Yeah I think this is a plausible strategy. If you can make 100X faster progress at the 10^26 scale than the 10^27 scale, why not do it.
Well unfortunately the people actively defending the view that compute will be a bottleneck haven’t been specific about what the think the functional form is. They’ve just said vague things like “compute for experiments is a bottleneck”. In that post I initially gave the simplest model for concretising that claim, and you followed suite in this post when talking about “7 OOMs”, but I don’t think anyone’s said that model represents their view than the ‘near frontier experiments’ model.
Hmm, I’m not sure I buy the analogy here. Can’t people just run parametric experiments at smaller scale? E.g., search over a really big space, do evolution style stuff, etc?
At a more basic level, I think the relevant “frontier scale” wasn’t varying over the 7 OOMs of compute difference as the algorithmic progress keeps multiplying through the relevant scales and AI companies are ultimately trying to build AGI at whatever scale it takes right? Like I think the view would have to be that “frontier scale” varied along with the 7 OOMs of compute difference, but I’m not sure I buy this.
Yeah agree parametric/evolution stuff changes things.
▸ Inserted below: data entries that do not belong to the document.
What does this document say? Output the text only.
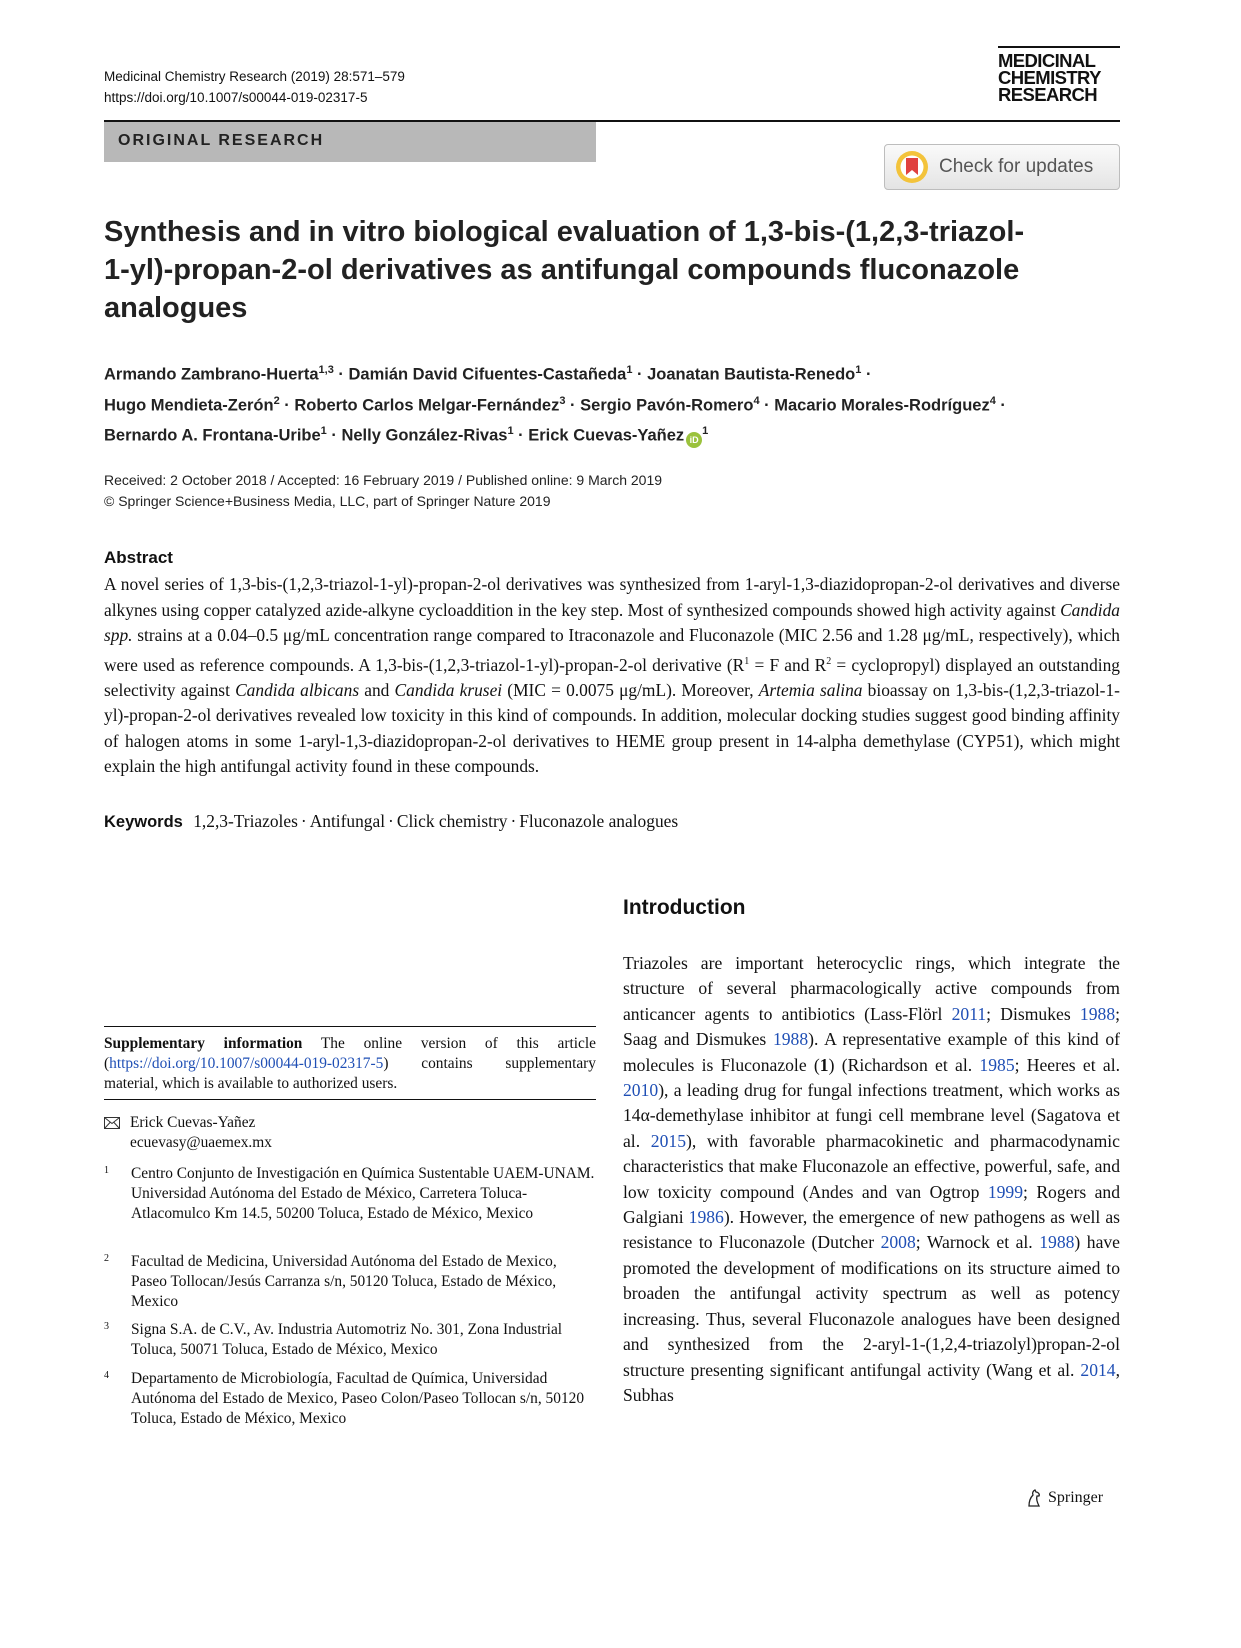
Medicinal Chemistry Research (2019) 28:571–579
https://doi.org/10.1007/s00044-019-02317-5
MEDICINAL
CHEMISTRY
RESEARCH
ORIGINAL RESEARCH
Check for updates
Synthesis and in vitro biological evaluation of 1,3-bis-(1,2,3-triazol-1-yl)-propan-2-ol derivatives as antifungal compounds fluconazole analogues
Armando Zambrano-Huerta$^{1,3}$ · Damián David Cifuentes-Castañeda$^1$ · Joanatan Bautista-Renedo$^1$ ·
Hugo Mendieta-Zerón$^2$ · Roberto Carlos Melgar-Fernández$^3$ · Sergio Pavón-Romero$^4$ · Macario Morales-Rodríguez$^4$ ·
Bernardo A. Frontana-Uribe$^1$ · Nelly González-Rivas$^1$ · Erick Cuevas-Yañez $iD^1$
Received: 2 October 2018 / Accepted: 16 February 2019 / Published online: 9 March 2019
© Springer Science+Business Media, LLC, part of Springer Nature 2019
Abstract
A novel series of 1,3-bis-(1,2,3-triazol-1-yl)-propan-2-ol derivatives was synthesized from 1-aryl-1,3-diazidopropan-2-ol derivatives and diverse alkynes using copper catalyzed azide-alkyne cycloaddition in the key step. Most of synthesized compounds showed high activity against Candida spp. strains at a 0.04–0.5 μg/mL concentration range compared to Itraconazole and Fluconazole (MIC 2.56 and 1.28 μg/mL, respectively), which were used as reference compounds. A 1,3-bis-(1,2,3-triazol-1-yl)-propan-2-ol derivative ($R^1 = F$ and $R^2$ = cyclopropyl) displayed an outstanding selectivity against Candida albicans and Candida krusei (MIC = 0.0075 μg/mL). Moreover, Artemia salina bioassay on 1,3-bis-(1,2,3-triazol-1-yl)-propan-2-ol derivatives revealed low toxicity in this kind of compounds. In addition, molecular docking studies suggest good binding affinity of halogen atoms in some 1-aryl-1,3-diazidopropan-2-ol derivatives to HEME group present in 14-alpha demethylase (CYP51), which might explain the high antifungal activity found in these compounds.
Keywords 1,2,3-Triazoles · Antifungal · Click chemistry · Fluconazole analogues
Supplementary information The online version of this article (https://doi.org/10.1007/s00044-019-02317-5) contains supplementary material, which is available to authorized users.
Erick Cuevas-Yañez
ecuevasy@uaemex.mx
1 Centro Conjunto de Investigación en Química Sustentable UAEM-UNAM. Universidad Autónoma del Estado de México, Carretera Toluca-Atlacomulco Km 14.5, 50200 Toluca, Estado de México, Mexico
2 Facultad de Medicina, Universidad Autónoma del Estado de Mexico, Paseo Tollocan/Jesús Carranza s/n, 50120 Toluca, Estado de México, Mexico
3 Signa S.A. de C.V., Av. Industria Automotriz No. 301, Zona Industrial Toluca, 50071 Toluca, Estado de México, Mexico
4 Departamento de Microbiología, Facultad de Química, Universidad Autónoma del Estado de Mexico, Paseo Colon/Paseo Tollocan s/n, 50120 Toluca, Estado de México, Mexico
Introduction
Triazoles are important heterocyclic rings, which integrate the structure of several pharmacologically active compounds from anticancer agents to antibiotics (Lass-Flörl 2011; Dismukes 1988; Saag and Dismukes 1988). A representative example of this kind of molecules is Fluconazole (1) (Richardson et al. 1985; Heeres et al. 2010), a leading drug for fungal infections treatment, which works as 14α-demethylase inhibitor at fungi cell membrane level (Sagatova et al. 2015), with favorable pharmacokinetic and pharmacodynamic characteristics that make Fluconazole an effective, powerful, safe, and low toxicity compound (Andes and van Ogtrop 1999; Rogers and Galgiani 1986). However, the emergence of new pathogens as well as resistance to Fluconazole (Dutcher 2008; Warnock et al. 1988) have promoted the development of modifications on its structure aimed to broaden the antifungal activity spectrum as well as potency increasing. Thus, several Fluconazole analogues have been designed and synthesized from the 2-aryl-1-(1,2,4-triazolyl)propan-2-ol structure presenting significant antifungal activity (Wang et al. 2014, Subhas
Springer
But if you couldn’t do that stuff, do you agree cognitive labour would plausibly have been a hard bottleneck?
If so, that does seem analogous to if we scale up cognitive labour by 3 OOMs. After all, i’m not sure what the analogue of “parametric experiments” is when you have abundant cognitive labour and limited compute.
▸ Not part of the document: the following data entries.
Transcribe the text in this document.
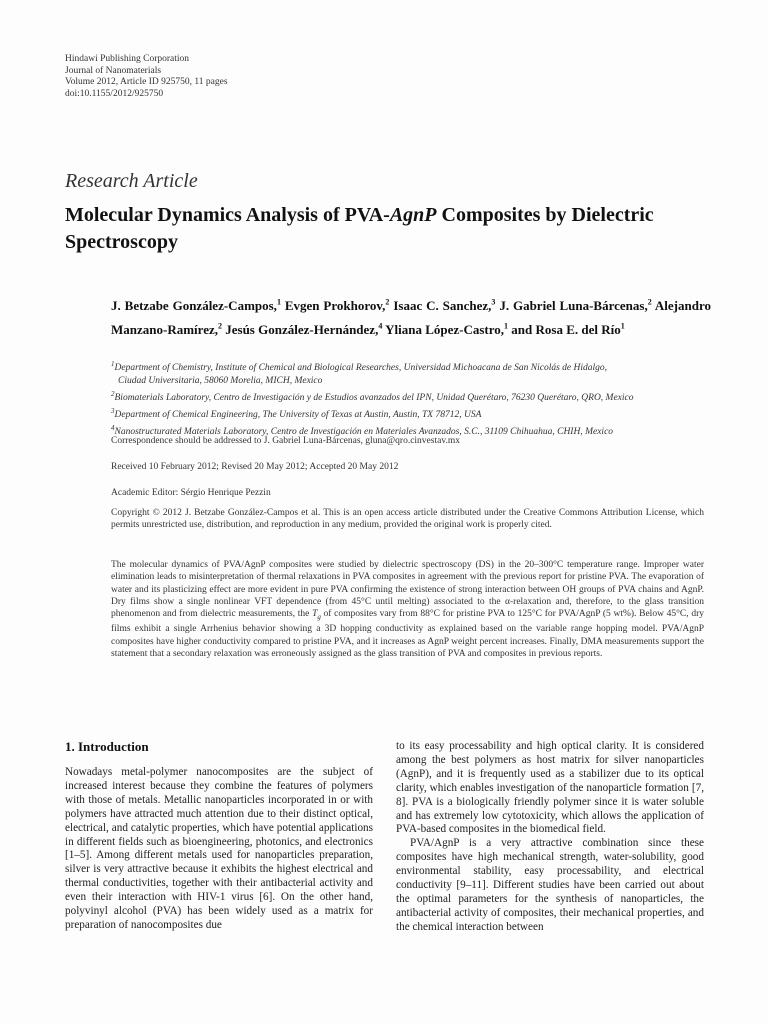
Hindawi Publishing Corporation
Journal of Nanomaterials
Volume 2012, Article ID 925750, 11 pages
doi:10.1155/2012/925750
Research Article
Molecular Dynamics Analysis of PVA-AgnP Composites by Dielectric Spectroscopy
J. Betzabe González-Campos,$^1$ Evgen Prokhorov,$^2$ Isaac C. Sanchez,$^3$ J. Gabriel Luna-Bárcenas,$^2$ Alejandro Manzano-Ramírez,$^2$ Jesús González-Hernández,$^4$ Yliana López-Castro,$^1$ and Rosa E. del Río$^1$
$^1$Department of Chemistry, Institute of Chemical and Biological Researches, Universidad Michoacana de San Nicolás de Hidalgo,
Ciudad Universitaria, 58060 Morelia, MICH, Mexico
$^2$Biomaterials Laboratory, Centro de Investigación y de Estudios avanzados del IPN, Unidad Querétaro, 76230 Querétaro, QRO, Mexico
$^3$Department of Chemical Engineering, The University of Texas at Austin, Austin, TX 78712, USA
$^4$Nanostructurated Materials Laboratory, Centro de Investigación en Materiales Avanzados, S.C., 31109 Chihuahua, CHIH, Mexico
Correspondence should be addressed to J. Gabriel Luna-Bárcenas, gluna@qro.cinvestav.mx
Received 10 February 2012; Revised 20 May 2012; Accepted 20 May 2012
Academic Editor: Sérgio Henrique Pezzin
Copyright © 2012 J. Betzabe González-Campos et al. This is an open access article distributed under the Creative Commons Attribution License, which permits unrestricted use, distribution, and reproduction in any medium, provided the original work is properly cited.
The molecular dynamics of PVA/AgnP composites were studied by dielectric spectroscopy (DS) in the 20–300°C temperature range. Improper water elimination leads to misinterpretation of thermal relaxations in PVA composites in agreement with the previous report for pristine PVA. The evaporation of water and its plasticizing effect are more evident in pure PVA confirming the existence of strong interaction between OH groups of PVA chains and AgnP. Dry films show a single nonlinear VFT dependence (from 45°C until melting) associated to the α-relaxation and, therefore, to the glass transition phenomenon and from dielectric measurements, the $T_g$ of composites vary from 88°C for pristine PVA to 125°C for PVA/AgnP (5 wt%). Below 45°C, dry films exhibit a single Arrhenius behavior showing a 3D hopping conductivity as explained based on the variable range hopping model. PVA/AgnP composites have higher conductivity compared to pristine PVA, and it increases as AgnP weight percent increases. Finally, DMA measurements support the statement that a secondary relaxation was erroneously assigned as the glass transition of PVA and composites in previous reports.
1. Introduction

Nowadays metal-polymer nanocomposites are the subject of increased interest because they combine the features of polymers with those of metals. Metallic nanoparticles incorporated in or with polymers have attracted much attention due to their distinct optical, electrical, and catalytic properties, which have potential applications in different fields such as bioengineering, photonics, and electronics [1–5]. Among different metals used for nanoparticles preparation, silver is very attractive because it exhibits the highest electrical and thermal conductivities, together with their antibacterial activity and even their interaction with HIV-1 virus [6]. On the other hand, polyvinyl alcohol (PVA) has been widely used as a matrix for preparation of nanocomposites due

to its easy processability and high optical clarity. It is considered among the best polymers as host matrix for silver nanoparticles (AgnP), and it is frequently used as a stabilizer due to its optical clarity, which enables investigation of the nanoparticle formation [7, 8]. PVA is a biologically friendly polymer since it is water soluble and has extremely low cytotoxicity, which allows the application of PVA-based composites in the biomedical field.

PVA/AgnP is a very attractive combination since these composites have high mechanical strength, water-solubility, good environmental stability, easy processability, and electrical conductivity [9–11]. Different studies have been carried out about the optimal parameters for the synthesis of nanoparticles, the antibacterial activity of composites, their mechanical properties, and the chemical interaction between
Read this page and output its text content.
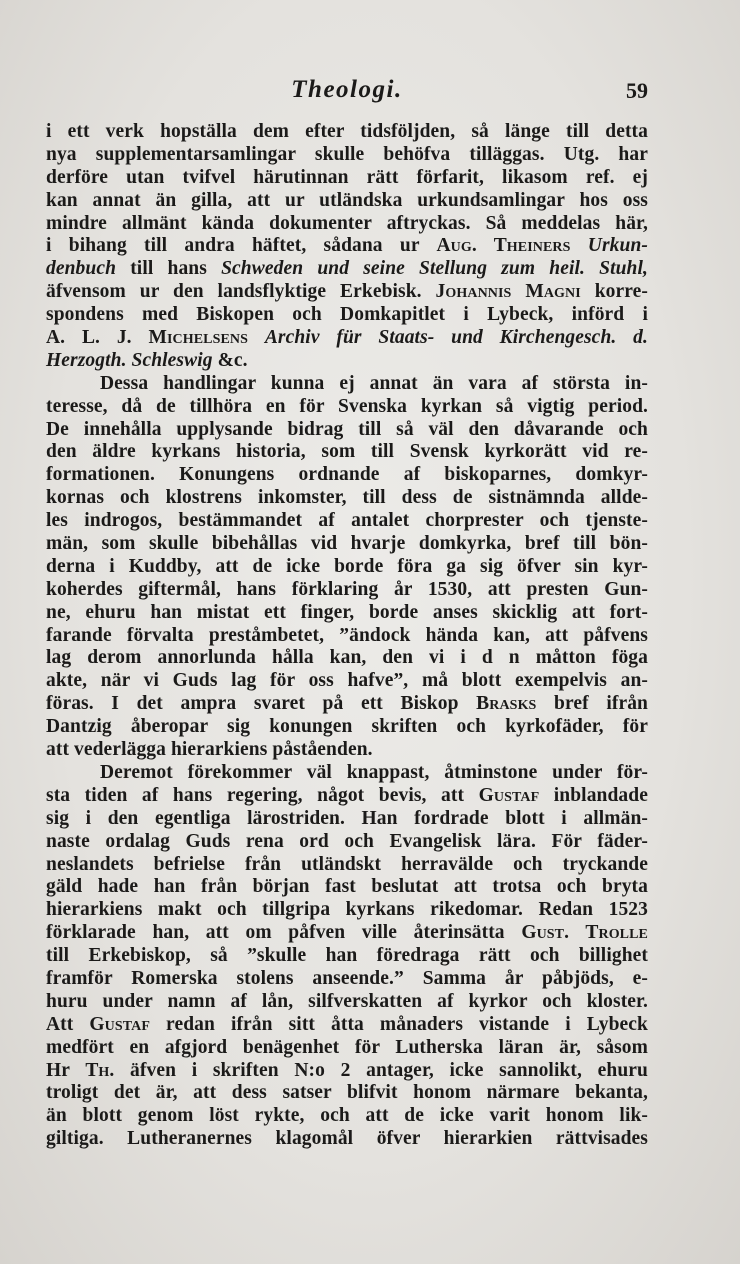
Theologi.	59
i ett verk hopställa dem efter tidsföljden, så länge till detta
nya supplementarsamlingar skulle behöfva tilläggas. Utg. har
derföre utan tvifvel härutinnan rätt förfarit, likasom ref. ej
kan annat än gilla, att ur utländska urkundsamlingar hos oss
mindre allmänt kända dokumenter aftryckas. Så meddelas här,
i bihang till andra häftet, sådana ur Aug. Theiners Urkun-
denbuch till hans Schweden und seine Stellung zum heil. Stuhl,
äfvensom ur den landsflyktige Erkebisk. Johannis Magni korre-
spondens med Biskopen och Domkapitlet i Lybeck, införd i
A. L. J. Michelsens Archiv für Staats- und Kirchengesch. d.
Herzogth. Schleswig &c.
Dessa handlingar kunna ej annat än vara af största in-
teresse, då de tillhöra en för Svenska kyrkan så vigtig period.
De innehålla upplysande bidrag till så väl den dåvarande och
den äldre kyrkans historia, som till Svensk kyrkorätt vid re-
formationen. Konungens ordnande af biskoparnes, domkyr-
kornas och klostrens inkomster, till dess de sistnämnda allde-
les indrogos, bestämmandet af antalet chorprester och tjenste-
män, som skulle bibehållas vid hvarje domkyrka, bref till bön-
derna i Kuddby, att de icke borde föra ga sig öfver sin kyr-
koherdes giftermål, hans förklaring år 1530, att presten Gun-
ne, ehuru han mistat ett finger, borde anses skicklig att fort-
farande förvalta preståmbetet, ”ändock hända kan, att påfvens
lag derom annorlunda hålla kan, den vi i d n måtton föga
akte, när vi Guds lag för oss hafve”, må blott exempelvis an-
föras. I det ampra svaret på ett Biskop Brasks bref ifrån
Dantzig åberopar sig konungen skriften och kyrkofäder, för
att vederlägga hierarkiens påståenden.
Deremot förekommer väl knappast, åtminstone under för-
sta tiden af hans regering, något bevis, att Gustaf inblandade
sig i den egentliga lärostriden. Han fordrade blott i allmän-
naste ordalag Guds rena ord och Evangelisk lära. För fäder-
neslandets befrielse från utländskt herravälde och tryckande
gäld hade han från början fast beslutat att trotsa och bryta
hierarkiens makt och tillgripa kyrkans rikedomar. Redan 1523
förklarade han, att om påfven ville återinsätta Gust. Trolle
till Erkebiskop, så ”skulle han föredraga rätt och billighet
framför Romerska stolens anseende.” Samma år påbjöds, e-
huru under namn af lån, silfverskatten af kyrkor och kloster.
Att Gustaf redan ifrån sitt åtta månaders vistande i Lybeck
medfört en afgjord benägenhet för Lutherska läran är, såsom
Hr Th. äfven i skriften N:o 2 antager, icke sannolikt, ehuru
troligt det är, att dess satser blifvit honom närmare bekanta,
än blott genom löst rykte, och att de icke varit honom lik-
giltiga. Lutheranernes klagomål öfver hierarkien rättvisades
Wait, why not? I’d expect that the compute required for frontier-relevant experimentation has scaled with larger frontier training runs.
What is frontier scale and why is this a property that varies over time? Like I care about algorithmic improvement relevant to milestones like automated AI R&D and beyond, so I don’t see why the current amount of compute people use for training is especially relevant beyond its closeness to the ultimate level of compute.
Researchers have had (and even published!) tons of ideas that looked promising for smaller tasks and smaller budgets but then failed to provide gains—or hurt more than they help—at larger scales, when combined with their existing stuff. That’s why frontier AI developers “prove out” new stuff in settings that are close to the one they actually care about. [1]
Here’s an excerpt from Dwarkesh’s interview with Sholto and Trenton, where they allude to this:
[1] Unfortunately, not being a frontier AI company employee, I lack first-hand evidence and concrete numbers for this. But my guess would be that new algorithms used in training are typically proved out within 2 OOM of the final compute scale.
Sure, but worth noting that a strong version of this view also implies that all algorithmic progress to date has no relevance to powerful AI (at least if powerful AI trained with 1-2 OOMs more compute than current frontier models).
Like, this view must implicitly think that there is a different good being produced over time, rather than thinking there is a single good “algorithmic progress” which takes in inputs “frontier scale experiments” and “labor” (because frontier scale isn’t a property that exists in isolation).
This is at least somewhat true as algorithmic progress often doesn’t transfer (as you note), but presumably isn’t totally true as people still use batch norm, MoE, transformers, etc.
Yes, I think that what it takes to advance the AI capability frontier has changed significantly over time, and I expect this to continue. That said, I don’t think that existing algorithmic progress is irrelevant to powerful AI. The gains accumulate, even though we need increasing resources to keep them coming.
AFAICT, it is not unusual for productivity models to account for stuff like this. Jones (1995) includes it in his semi-endogenous growth model where, as useful innovations are accumulated, the rate at which each unit of R&D effort accumulates more is diminished. That paper claims that it was already known in the literature as a “fishing out” effect.